16th century Portuguese narratives about “the New World” have been traditional objects of scholarly interest in the fields of social, political and cultural history for over a century – in fact, the profusion and the solid tradition of studies founded on those writings forces any new historiographical approaches to argue for their relevance not in terms of the importance of the narratives themselves, but rather, in terms of the relevance and novelty of fresh approaches.
In the area of Portuguese linguistics, however, these documents have not traditionally been subjected to comparable interest. This scenery has changed considerably only in recent years, when research on the history of Portuguese in Brazil begun to confer greater importance to the written documentation of the language spoken by the Portuguese settlers in the context of the first stage of colonial history (16th and 17th centuries). Diachronic research has recently taken early colonial Portuguese documents as essential pieces in the puzzle of the upsurge of the marked grammatical changes that gave rise to contemporary Brazilian Portuguese, particularly thanks to the important collective projects started in the years 1990, such as Mattos e Silva (1991), Galves (1998), and Castilho (1998). In this context, the group formed by the first narratives written by the Portuguese on arrival at the conquered continent gained particular relevance, as we can clearly see in the emblematic case of the pioneer work of Prof. Rosa Virgínia Mattos e Silva on the Carta by Pero Vaz de Caminha, the inaugural document on the ‘discovery’ of Brazil by the Portuguese (Mattos e Silva, 1996). In more recent years, the linguistic community’s interest in early colonial documents may be seen in the lexicographical studies conducted by F. Gonçalves and C. Murakawa about the texts by Fernão Cardim (Goçalves & Murakawa, 2009, 2012; Gonçalves, 2007). My own works about the syntax of Classical Portuguese, most of them in the context of the collective projects mentioned above – more consistently, with Galves (1998, 2002, 2012) – have only been possible thanks to the access to key 16th century narratives, most notably those by M. de Gândavo and F. Cardim, whose texts ground the analysis of the change from Classical to Brazilian Portuguese I have suggested in Paixão de Sousa (2008 a/b, 2009, 2012).
The amplification of linguistic investigation founded on 16th century Portuguese narratives, however, is currently hindered by important challenges in the philological realm.
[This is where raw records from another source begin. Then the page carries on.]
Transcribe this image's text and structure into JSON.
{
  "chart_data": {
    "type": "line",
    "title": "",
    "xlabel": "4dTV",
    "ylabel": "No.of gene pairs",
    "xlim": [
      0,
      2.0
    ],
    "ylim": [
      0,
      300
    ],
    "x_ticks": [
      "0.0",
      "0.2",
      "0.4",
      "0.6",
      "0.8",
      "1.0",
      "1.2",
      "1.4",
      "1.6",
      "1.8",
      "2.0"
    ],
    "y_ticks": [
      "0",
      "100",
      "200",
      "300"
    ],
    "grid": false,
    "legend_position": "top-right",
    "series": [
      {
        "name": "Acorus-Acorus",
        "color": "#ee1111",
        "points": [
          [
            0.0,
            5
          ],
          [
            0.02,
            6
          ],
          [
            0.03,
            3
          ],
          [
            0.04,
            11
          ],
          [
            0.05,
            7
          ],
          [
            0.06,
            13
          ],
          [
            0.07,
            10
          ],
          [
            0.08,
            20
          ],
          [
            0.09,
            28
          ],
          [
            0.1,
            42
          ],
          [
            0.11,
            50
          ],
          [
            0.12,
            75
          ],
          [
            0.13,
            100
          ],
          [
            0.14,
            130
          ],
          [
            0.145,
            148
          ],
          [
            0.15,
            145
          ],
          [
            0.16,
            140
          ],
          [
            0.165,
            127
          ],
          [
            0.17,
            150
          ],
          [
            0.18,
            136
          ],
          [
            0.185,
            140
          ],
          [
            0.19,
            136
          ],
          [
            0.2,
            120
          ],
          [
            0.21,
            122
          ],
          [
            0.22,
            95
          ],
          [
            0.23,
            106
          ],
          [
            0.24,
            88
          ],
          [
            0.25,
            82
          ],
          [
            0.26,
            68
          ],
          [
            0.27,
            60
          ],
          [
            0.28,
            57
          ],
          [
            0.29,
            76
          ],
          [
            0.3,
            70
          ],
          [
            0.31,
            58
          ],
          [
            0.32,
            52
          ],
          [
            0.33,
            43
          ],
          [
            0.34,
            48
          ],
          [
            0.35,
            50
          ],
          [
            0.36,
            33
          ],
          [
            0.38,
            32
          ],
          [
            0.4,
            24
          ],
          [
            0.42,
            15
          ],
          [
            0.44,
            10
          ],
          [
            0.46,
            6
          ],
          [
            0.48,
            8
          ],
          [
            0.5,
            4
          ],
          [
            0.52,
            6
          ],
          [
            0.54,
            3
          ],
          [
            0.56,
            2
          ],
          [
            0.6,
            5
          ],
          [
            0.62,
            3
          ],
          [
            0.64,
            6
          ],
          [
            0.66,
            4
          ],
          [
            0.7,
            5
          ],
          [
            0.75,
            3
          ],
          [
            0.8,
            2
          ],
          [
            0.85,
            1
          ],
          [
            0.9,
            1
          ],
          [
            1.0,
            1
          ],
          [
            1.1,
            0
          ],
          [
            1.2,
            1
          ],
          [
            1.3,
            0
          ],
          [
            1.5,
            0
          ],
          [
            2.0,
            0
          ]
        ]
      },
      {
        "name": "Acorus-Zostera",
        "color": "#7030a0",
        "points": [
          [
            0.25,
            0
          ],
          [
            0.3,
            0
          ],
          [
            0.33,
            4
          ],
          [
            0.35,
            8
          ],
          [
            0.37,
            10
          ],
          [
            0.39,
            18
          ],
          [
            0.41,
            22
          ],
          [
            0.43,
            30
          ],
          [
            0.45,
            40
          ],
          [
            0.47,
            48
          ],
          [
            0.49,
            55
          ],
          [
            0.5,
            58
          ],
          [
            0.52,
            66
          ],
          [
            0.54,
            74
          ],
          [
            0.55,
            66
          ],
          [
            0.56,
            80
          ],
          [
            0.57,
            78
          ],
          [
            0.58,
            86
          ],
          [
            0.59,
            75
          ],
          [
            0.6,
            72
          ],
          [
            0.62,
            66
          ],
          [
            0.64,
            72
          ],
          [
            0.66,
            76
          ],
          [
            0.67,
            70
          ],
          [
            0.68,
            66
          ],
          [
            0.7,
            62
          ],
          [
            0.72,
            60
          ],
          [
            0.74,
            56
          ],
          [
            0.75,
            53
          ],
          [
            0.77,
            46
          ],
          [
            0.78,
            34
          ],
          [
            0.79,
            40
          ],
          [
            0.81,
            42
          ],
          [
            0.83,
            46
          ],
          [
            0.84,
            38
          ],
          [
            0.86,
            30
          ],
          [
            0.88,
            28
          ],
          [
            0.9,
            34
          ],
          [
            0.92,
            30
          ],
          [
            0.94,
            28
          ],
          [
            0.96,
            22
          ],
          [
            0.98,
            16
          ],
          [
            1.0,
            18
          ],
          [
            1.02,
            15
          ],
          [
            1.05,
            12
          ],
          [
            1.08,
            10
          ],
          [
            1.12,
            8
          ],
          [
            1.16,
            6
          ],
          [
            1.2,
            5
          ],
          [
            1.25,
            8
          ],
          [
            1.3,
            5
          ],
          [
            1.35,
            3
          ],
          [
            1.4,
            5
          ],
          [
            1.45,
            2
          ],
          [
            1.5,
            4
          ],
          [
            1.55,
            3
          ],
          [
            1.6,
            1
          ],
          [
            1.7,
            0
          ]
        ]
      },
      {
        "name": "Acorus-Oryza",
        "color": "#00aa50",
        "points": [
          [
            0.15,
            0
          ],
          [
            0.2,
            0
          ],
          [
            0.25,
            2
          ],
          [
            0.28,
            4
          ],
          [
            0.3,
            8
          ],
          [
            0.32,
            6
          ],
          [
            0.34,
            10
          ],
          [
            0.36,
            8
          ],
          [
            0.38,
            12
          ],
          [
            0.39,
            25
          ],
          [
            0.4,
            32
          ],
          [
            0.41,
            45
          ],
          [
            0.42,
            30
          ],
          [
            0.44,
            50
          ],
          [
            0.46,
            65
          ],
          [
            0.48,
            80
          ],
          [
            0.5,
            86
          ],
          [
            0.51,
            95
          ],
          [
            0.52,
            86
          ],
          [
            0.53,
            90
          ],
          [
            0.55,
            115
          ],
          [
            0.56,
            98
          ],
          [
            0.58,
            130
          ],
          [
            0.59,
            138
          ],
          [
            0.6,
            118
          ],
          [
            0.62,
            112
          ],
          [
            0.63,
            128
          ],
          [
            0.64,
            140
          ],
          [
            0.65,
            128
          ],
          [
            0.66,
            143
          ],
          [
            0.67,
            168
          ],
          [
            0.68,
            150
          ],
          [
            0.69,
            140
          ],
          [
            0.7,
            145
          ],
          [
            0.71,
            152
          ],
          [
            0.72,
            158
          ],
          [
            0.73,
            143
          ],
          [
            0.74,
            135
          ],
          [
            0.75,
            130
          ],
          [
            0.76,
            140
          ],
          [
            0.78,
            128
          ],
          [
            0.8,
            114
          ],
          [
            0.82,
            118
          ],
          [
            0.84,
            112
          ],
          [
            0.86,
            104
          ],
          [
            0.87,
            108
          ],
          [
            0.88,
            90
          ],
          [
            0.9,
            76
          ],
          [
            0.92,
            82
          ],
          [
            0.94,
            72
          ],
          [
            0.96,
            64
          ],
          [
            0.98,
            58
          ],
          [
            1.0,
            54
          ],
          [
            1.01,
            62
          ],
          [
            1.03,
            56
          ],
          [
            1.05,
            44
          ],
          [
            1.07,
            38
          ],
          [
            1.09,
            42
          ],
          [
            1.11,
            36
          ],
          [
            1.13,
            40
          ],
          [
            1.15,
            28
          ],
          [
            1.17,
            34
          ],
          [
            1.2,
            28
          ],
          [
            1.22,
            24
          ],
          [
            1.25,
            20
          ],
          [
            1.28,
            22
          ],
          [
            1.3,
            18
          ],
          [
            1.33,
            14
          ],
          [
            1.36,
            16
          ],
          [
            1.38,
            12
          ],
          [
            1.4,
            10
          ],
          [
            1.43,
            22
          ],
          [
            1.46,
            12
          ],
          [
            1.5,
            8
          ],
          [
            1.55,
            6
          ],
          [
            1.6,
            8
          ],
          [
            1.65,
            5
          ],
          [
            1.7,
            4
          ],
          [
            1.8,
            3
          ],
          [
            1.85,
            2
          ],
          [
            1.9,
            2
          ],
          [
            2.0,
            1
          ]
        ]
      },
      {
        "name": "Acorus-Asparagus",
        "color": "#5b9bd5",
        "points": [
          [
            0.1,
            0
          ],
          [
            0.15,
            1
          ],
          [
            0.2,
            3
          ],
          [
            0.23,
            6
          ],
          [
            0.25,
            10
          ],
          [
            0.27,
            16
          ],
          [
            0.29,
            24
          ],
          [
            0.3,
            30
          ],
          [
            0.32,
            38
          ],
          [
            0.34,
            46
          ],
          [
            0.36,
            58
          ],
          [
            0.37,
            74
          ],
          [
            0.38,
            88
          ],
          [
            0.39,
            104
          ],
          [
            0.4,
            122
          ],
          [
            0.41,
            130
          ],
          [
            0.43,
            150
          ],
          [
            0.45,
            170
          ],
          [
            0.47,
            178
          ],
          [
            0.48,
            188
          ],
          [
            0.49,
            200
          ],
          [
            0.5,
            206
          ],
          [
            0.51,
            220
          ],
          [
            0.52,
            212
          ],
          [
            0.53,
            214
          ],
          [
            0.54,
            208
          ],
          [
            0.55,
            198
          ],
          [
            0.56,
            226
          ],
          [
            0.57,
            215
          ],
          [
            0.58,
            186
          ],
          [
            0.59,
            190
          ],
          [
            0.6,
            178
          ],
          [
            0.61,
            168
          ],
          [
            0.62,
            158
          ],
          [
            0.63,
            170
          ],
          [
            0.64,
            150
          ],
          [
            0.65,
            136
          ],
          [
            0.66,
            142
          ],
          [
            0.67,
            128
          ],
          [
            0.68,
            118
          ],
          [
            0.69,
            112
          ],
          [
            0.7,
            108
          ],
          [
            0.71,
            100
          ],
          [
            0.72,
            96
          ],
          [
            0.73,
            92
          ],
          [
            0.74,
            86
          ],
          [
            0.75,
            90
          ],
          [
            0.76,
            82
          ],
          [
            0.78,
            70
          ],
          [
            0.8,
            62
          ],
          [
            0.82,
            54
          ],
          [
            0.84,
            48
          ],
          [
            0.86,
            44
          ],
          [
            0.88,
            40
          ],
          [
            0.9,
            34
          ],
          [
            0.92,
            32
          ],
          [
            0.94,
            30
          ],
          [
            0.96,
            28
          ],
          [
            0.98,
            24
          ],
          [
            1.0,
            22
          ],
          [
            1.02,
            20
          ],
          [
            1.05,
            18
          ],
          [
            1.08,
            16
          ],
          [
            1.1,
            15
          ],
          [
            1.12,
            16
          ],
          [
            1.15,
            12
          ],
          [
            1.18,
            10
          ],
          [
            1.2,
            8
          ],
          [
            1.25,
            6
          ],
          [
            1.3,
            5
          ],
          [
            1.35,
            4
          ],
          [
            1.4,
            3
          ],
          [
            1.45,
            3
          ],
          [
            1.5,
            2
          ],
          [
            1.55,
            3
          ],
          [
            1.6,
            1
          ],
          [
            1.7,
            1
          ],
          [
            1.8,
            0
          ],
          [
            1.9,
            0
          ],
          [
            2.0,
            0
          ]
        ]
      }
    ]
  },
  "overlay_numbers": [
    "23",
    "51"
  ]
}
The three texts selected for this project, in particular, present unbelievably complex editorial trajectories – to the point, in fact, that their authorship cannot be safely affirmed. In a preliminary survey for the present project, finding critical editions, dedicated critiques, and original manuscripts for the three titles proved a daunting task. The survey did find myriad versions for the three titles – twenty-six editions in all, among manuscript copies, XVI to XX century printed editions, and relevant translations – but, unfortunately, only one instance of reasonably trustworthy original manuscripts (for Cardim’s text). The survey also showed that good part of this material can be found in digital format with free access in the world wide web; however, the overall organisation of the different versions and editions leave much to be desired, and the quality of the digital editions (with only one exception) is well below what would be acceptable for linguistic studies.
We are faced, therefore, with the following problem: we observe the existence of documents with immense value and relevance for linguistic investigation, most of them in digital format; however, their digital versions have not been scholarly edited, and are dispersed around the web. We propose, with this project, to develop a computational treatment for this group of documents, by which the disperse versions would be collected into a logical net, composed by scholarly digital editions, in which relevant linguistic structures in each text would be mapped and codified, opening the possibility for comparative studies of the different texts among each other, and of the different versions of each text along time.
The project begins in this year of 2015 with a detailed linguistic study on one of the titles of the corpus, the “História da Província Santa Cruz” by M. de Gândavo, taken as a pilot instance for the development of the linguistic annotation to be later extended to the other texts.